An explosion rocks a local high school. Minutes later, casualties flood into a hospital emergency room.
Only after the first wave of wounded arrive is the hospital informed that the explosion was a result of a dirty bomb -- a weapon designed to scatter radioactive material throughout its blast radius.
And one by one, weaknesses in the system take their toll on emergency efforts.
Hospital administrators call their local radiation safety officer, but he is on vacation and can't be reached.
Health workers search for but cannot locate radiation meters that could help them determine which patients suffered the highest degree of contamination.
Confusion builds as medical professionals wonder about the appropriate way to deal with so many patients as radioactive patients lay waiting for appropriate treatment, possibly contaminating other patients and health professionals.
At the climax of the disaster, the emergency bays of the hospital close down. The system of medical treatment grinds to a halt. All that remains now is a slim hope that casualties and contamination can somehow be kept to a minimum.
Fortunately, the above was just a drill -- one of many conducted in communities across the country since the 9/11 attacks.
But the scenario was frighteningly realistic. And the ways in which the situation was mishandled exposed the weak spots in the medical system of one county when it came to a possible radiological disaster.
"They flubbed it terribly," says Dr. John Moulder, professor of radiation oncology at the Medical College of Wisconsin in Milwaukee. Moulder, who did not reveal the location of the scenario described above, says the missteps in the response could have happened anywhere else in the country.

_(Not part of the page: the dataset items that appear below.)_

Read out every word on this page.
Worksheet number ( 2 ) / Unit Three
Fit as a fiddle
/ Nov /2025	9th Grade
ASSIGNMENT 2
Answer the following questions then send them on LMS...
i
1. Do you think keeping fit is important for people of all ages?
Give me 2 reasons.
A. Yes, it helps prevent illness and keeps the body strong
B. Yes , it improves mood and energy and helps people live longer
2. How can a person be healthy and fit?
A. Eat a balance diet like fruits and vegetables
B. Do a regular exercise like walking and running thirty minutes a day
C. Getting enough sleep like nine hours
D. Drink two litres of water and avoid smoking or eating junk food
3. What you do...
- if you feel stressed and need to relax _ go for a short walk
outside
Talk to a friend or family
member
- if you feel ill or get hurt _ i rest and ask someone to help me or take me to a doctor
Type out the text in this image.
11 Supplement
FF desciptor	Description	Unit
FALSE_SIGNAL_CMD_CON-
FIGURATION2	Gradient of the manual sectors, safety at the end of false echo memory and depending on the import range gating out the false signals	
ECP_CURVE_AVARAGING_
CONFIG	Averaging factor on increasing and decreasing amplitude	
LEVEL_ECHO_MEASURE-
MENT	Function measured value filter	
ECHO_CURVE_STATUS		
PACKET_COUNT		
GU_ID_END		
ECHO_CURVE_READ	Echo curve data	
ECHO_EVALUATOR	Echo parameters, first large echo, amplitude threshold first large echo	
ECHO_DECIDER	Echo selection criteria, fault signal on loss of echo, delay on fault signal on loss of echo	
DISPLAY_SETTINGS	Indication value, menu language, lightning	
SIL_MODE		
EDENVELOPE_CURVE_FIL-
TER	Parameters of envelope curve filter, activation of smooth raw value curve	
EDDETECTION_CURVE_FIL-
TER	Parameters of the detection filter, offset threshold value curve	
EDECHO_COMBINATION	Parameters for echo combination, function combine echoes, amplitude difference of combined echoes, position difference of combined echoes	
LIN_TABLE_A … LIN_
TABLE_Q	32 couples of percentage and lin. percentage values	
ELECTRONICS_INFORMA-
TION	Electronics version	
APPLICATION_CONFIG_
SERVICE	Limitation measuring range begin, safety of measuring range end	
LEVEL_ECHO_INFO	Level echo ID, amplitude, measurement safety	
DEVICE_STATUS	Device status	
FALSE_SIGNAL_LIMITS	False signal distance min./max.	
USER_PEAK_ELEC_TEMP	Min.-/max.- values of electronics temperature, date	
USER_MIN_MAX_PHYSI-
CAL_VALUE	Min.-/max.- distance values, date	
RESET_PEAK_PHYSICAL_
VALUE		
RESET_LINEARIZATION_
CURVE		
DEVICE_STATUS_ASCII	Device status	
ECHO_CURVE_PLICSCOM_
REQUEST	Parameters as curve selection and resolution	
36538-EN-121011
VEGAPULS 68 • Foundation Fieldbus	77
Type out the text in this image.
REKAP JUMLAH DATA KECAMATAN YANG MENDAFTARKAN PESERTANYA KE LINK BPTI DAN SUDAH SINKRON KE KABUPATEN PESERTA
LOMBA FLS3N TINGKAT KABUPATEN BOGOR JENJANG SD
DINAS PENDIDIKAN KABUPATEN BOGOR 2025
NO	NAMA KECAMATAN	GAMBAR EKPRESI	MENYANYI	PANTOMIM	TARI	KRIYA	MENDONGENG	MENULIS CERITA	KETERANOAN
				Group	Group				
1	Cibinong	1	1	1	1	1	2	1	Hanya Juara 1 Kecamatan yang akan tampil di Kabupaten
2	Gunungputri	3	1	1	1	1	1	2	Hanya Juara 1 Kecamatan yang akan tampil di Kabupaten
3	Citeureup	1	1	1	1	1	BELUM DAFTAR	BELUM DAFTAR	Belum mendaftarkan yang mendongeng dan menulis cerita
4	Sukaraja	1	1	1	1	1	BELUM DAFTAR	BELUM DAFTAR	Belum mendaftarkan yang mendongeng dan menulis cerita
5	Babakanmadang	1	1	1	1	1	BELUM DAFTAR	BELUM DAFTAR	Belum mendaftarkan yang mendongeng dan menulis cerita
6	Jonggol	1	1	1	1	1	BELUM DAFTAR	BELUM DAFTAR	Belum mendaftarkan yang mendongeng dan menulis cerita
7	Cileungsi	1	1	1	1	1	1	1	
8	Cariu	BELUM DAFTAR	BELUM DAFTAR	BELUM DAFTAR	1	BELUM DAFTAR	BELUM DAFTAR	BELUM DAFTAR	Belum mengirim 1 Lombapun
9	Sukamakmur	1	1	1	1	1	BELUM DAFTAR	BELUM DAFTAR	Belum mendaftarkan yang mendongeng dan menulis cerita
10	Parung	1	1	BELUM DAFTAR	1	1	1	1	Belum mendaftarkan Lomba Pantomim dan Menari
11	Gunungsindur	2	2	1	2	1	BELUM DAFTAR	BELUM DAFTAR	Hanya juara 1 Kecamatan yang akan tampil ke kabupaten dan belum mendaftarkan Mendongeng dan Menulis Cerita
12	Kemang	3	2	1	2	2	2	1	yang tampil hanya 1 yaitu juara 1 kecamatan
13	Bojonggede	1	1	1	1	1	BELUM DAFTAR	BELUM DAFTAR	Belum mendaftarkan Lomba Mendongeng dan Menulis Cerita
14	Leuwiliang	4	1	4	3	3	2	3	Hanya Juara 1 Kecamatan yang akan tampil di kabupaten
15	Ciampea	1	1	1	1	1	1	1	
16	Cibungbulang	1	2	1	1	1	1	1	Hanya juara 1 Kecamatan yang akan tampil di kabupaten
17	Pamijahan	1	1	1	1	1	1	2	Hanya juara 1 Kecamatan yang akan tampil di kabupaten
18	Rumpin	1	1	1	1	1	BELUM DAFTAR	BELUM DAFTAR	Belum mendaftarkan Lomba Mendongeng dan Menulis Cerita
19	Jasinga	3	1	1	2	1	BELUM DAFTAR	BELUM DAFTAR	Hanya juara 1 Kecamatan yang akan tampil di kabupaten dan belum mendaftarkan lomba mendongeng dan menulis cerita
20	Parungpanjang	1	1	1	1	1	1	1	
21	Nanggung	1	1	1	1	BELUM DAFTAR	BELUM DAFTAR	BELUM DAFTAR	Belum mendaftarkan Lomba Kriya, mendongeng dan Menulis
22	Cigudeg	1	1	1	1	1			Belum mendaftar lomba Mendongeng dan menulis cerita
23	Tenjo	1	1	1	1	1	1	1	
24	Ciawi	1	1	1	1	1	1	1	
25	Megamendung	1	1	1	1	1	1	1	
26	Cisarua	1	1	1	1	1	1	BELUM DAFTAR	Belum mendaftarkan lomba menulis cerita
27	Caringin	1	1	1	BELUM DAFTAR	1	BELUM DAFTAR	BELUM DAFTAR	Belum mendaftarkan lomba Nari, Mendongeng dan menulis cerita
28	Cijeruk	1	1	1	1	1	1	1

It is a nightmarish scenario. But federal officials hope a new online tool could help health professionals cope with such an episode more effectively.
The words "dirty bomb" have been on the lips of health and law enforcement officials since the terrorist attacks of 2001. But even now, a surefire solution for dealing with such a catastrophe has been elusive.
Moulder was part of the team that developed a new resource -- a Web site conceived by the U.S. Department of Health and Human Services -- that provides a readily accessible plan of action.
"The need for this resource was first discussed within a couple of months of 9/11," Moulder says. "It has taken this long to develop because it is a federal document."
The need for such a resource is clear, he says.
"Most medical professionals do not know how to deal with radiation injuries," Moulder says. "And since they will probably never see one, they have little incentive to spend days learning the material."
Other health experts in the field of radiation treatment say the Web site, which includes detailed guidelines for triage and treatment of patients, is a welcome resource.
"I must admit I am very impressed by this Web site," says Dr. Jack Little, professor of radiobiology at the Harvard School of Public Health.
"In the best of all possible worlds, one would never need to consult it. However, having it there and widely available on the Internet is, to my mind, a great service."
But before the algorithms and guidelines of the site can be applied, health professionals must first be familiar with the site. If they are not, the Web site may not be the first stop for useful information.